Publié le par Rosalie210

Stanley Kubrick (1980)

Shining (The Shining)

Je ne suis pas d'accord avec tous ceux qui pensent que Shining n'est pas un film effrayant. En 1980, il faut croire qu'il n'existait aucun filtrage des bandes-annonces en fonction du public ciblé. Car c'est juste avant la projection de "Blanche-Neige et les 7 nains" que j'ai eu tout à coup cette vision traumatique qui m'a poursuivie pendant des années: celle d'une pièce se remplissant de sang. J'ai gardé de cette expérience une répulsion pour les motifs et couleurs seventies (l'orange et le marron surtout) ainsi que pour les longs couloirs.

En dehors des grimaces outrancières de Nicholson (que l'on peut diversement apprécier mais qui sont caractéristiques du "masque kubrickien" que l'on retrouve dans "Orange mécanique" ou "Full Metal Jacket"), l'horreur n'est pas démonstrative, elle est plutôt tapie dans l'ombre ce qui crée un climat de tension troué de temps à autre par des images subliminales d'horreur pure. La comparaison de l'hôtel avec un cerveau malade s'impose d'autant plus que l'on passe l'essentiel du temps à en suivre les méandres labyrinthiques avec une répétition obsessionnelle (à l'image de la phrase unique que Jack écrit à longueur de journée sur sa machine).Le surgissement brusque de flots d'hémoglobine dans le dédale de couloirs et de pièces froidement géométriques peut s'interpréter de plusieurs façons.

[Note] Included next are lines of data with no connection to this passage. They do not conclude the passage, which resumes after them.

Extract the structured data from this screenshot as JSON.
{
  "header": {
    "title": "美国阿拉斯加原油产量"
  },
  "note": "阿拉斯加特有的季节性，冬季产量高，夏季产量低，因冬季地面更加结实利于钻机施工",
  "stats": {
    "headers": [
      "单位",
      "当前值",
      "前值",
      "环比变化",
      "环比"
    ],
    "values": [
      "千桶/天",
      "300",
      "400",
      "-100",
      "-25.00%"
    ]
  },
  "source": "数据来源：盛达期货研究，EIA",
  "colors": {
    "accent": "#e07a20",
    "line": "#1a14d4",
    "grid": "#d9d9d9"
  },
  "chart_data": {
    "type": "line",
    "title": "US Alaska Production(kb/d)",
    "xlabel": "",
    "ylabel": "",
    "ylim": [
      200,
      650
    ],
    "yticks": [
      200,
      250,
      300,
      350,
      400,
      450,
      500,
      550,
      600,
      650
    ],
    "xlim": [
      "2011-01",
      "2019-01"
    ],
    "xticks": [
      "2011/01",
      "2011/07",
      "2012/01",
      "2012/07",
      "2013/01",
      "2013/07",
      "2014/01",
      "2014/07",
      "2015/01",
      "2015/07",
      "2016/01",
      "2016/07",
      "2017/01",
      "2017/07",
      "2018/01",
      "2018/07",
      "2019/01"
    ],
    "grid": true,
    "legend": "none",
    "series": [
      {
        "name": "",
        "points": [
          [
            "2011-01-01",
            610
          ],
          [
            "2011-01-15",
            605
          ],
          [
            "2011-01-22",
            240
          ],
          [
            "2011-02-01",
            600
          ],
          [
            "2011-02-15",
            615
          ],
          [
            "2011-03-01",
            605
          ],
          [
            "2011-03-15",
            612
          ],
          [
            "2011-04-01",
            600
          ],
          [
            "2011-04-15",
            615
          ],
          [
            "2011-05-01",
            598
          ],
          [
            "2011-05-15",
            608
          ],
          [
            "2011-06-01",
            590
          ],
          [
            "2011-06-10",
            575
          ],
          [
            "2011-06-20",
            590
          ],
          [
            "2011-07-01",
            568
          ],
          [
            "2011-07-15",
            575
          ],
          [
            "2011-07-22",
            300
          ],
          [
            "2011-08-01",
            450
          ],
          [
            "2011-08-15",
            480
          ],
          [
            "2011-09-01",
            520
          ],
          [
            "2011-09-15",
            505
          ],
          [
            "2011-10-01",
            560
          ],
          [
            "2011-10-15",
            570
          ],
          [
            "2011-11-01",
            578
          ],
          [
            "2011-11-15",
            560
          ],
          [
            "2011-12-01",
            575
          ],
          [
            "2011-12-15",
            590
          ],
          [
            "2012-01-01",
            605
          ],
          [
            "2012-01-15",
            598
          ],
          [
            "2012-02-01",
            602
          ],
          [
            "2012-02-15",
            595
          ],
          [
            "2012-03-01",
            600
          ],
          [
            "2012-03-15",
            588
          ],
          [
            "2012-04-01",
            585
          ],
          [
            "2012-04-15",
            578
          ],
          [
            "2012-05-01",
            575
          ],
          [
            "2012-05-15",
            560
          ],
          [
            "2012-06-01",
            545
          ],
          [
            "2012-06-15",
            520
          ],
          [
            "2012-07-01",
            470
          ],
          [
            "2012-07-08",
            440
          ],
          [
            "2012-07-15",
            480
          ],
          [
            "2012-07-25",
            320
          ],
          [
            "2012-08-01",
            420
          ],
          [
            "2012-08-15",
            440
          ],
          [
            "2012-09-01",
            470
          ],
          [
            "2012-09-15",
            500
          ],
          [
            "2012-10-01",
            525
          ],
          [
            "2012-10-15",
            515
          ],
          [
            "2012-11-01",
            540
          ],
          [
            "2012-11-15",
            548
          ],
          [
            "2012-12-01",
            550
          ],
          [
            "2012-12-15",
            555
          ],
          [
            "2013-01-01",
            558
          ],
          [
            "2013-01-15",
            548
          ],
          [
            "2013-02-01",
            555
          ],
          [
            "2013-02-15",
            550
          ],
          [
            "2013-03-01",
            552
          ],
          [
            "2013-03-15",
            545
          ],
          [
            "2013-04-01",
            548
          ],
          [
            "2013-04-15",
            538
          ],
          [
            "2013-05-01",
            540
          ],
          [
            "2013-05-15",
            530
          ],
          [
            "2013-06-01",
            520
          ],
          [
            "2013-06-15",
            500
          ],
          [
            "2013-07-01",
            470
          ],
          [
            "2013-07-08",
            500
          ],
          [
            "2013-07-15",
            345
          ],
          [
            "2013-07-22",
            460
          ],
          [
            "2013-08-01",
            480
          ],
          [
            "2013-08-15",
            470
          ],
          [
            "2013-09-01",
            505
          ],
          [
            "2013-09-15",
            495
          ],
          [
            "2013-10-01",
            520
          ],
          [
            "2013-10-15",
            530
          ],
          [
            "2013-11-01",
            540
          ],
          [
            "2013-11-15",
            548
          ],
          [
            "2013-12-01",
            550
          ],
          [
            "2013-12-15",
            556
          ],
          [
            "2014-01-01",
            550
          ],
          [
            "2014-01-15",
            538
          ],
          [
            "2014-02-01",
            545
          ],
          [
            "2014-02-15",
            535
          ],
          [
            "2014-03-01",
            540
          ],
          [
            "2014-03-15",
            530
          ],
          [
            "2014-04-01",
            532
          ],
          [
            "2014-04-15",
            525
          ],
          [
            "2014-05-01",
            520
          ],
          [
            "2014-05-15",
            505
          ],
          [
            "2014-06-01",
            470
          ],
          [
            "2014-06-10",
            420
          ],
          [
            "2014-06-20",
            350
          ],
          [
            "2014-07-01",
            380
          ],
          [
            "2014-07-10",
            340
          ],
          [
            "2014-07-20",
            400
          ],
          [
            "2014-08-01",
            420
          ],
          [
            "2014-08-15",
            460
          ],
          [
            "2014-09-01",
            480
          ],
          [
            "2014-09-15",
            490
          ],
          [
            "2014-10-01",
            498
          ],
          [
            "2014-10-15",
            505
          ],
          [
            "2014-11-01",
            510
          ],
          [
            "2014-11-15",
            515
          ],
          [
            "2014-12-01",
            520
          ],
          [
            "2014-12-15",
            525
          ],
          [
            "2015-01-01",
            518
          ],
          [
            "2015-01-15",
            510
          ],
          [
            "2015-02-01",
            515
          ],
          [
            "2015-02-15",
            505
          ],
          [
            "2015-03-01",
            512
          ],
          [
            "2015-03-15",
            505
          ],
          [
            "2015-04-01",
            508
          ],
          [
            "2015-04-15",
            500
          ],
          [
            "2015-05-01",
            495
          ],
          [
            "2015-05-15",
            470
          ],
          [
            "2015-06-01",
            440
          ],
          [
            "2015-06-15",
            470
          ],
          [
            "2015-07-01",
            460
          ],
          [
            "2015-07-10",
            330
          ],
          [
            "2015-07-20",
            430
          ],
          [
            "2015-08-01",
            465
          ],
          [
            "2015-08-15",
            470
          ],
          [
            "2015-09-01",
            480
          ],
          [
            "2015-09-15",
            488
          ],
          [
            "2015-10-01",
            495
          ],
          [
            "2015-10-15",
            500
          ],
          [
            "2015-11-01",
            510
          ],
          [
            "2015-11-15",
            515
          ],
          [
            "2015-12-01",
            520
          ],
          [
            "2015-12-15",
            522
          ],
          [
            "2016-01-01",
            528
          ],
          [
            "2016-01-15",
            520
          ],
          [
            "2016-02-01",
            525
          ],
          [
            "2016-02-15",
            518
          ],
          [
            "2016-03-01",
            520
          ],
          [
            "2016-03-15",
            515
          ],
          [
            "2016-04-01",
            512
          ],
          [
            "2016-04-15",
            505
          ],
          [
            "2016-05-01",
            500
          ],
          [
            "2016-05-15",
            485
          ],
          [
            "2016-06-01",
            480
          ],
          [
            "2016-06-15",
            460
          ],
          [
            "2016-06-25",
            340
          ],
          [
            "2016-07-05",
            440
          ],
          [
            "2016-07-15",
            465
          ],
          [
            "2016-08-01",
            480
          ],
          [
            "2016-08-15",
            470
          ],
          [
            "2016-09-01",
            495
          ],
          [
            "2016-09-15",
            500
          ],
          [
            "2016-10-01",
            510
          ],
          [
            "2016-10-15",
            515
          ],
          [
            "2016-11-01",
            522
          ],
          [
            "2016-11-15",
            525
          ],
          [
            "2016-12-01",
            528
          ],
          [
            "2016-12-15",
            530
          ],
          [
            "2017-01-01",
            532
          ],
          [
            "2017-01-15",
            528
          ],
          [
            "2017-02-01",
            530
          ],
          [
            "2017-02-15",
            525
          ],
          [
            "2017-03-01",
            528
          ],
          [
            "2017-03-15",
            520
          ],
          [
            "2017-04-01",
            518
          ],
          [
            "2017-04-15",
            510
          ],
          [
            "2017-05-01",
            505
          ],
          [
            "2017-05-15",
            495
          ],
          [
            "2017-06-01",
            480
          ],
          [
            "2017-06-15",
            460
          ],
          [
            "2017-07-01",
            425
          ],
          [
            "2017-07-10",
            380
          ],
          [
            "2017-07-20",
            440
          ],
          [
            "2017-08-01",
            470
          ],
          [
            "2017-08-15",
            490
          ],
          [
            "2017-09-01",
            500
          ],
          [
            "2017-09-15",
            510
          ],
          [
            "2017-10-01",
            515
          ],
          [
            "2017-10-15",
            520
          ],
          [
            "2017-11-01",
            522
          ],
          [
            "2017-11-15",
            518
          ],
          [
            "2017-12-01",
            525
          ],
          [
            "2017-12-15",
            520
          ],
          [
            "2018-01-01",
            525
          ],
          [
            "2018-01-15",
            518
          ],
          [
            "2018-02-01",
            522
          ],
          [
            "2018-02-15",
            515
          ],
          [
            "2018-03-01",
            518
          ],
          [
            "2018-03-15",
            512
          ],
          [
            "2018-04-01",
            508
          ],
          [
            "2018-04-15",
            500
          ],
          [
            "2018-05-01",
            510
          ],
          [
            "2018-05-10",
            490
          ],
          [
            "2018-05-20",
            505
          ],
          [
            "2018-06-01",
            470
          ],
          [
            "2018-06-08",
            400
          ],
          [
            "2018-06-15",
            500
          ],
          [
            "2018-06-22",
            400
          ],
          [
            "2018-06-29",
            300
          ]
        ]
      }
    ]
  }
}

On peut y voir le triomphe des pulsions sur la rationnalité mais aussi l'expression d'un inconscient refoulé fait de crimes. L'hôtel Overlook est en effet un lieu maudit dès l'origine puisque le site a été volé aux indiens. Par conséquent il n'est guère étonnant que son gardien se mue en criminel autodestructeur. Enfin et paradoxalement, le sang représente aussi la vie. Jack s'est en quelque sorte enterré vivant avec sa femme et son fils dans le huis-clos de l'hôtel coupé du monde. Mais le petit Danny possède le shining, la lueur intérieure qui lui permet de briser son isolement en communiquant avec le passé, le futur et les autres êtres ayant le même don. Dont le chef cuisinier de l'hôtel, un "nègre" pour reprendre l'expression du précédent gardien, Grady que l'on devine profondément raciste. C'est pour empêcher l'intrus -l'altérité- de pénétrer son foyer (l'Amérique blanche) que Jack bascule dans la folie meurtrière tentant par tous les moyens d'empêcher sa femme et son fils de s'échapper. Peine perdue, il rejoindra les fantômes pour l'éternité mais seul.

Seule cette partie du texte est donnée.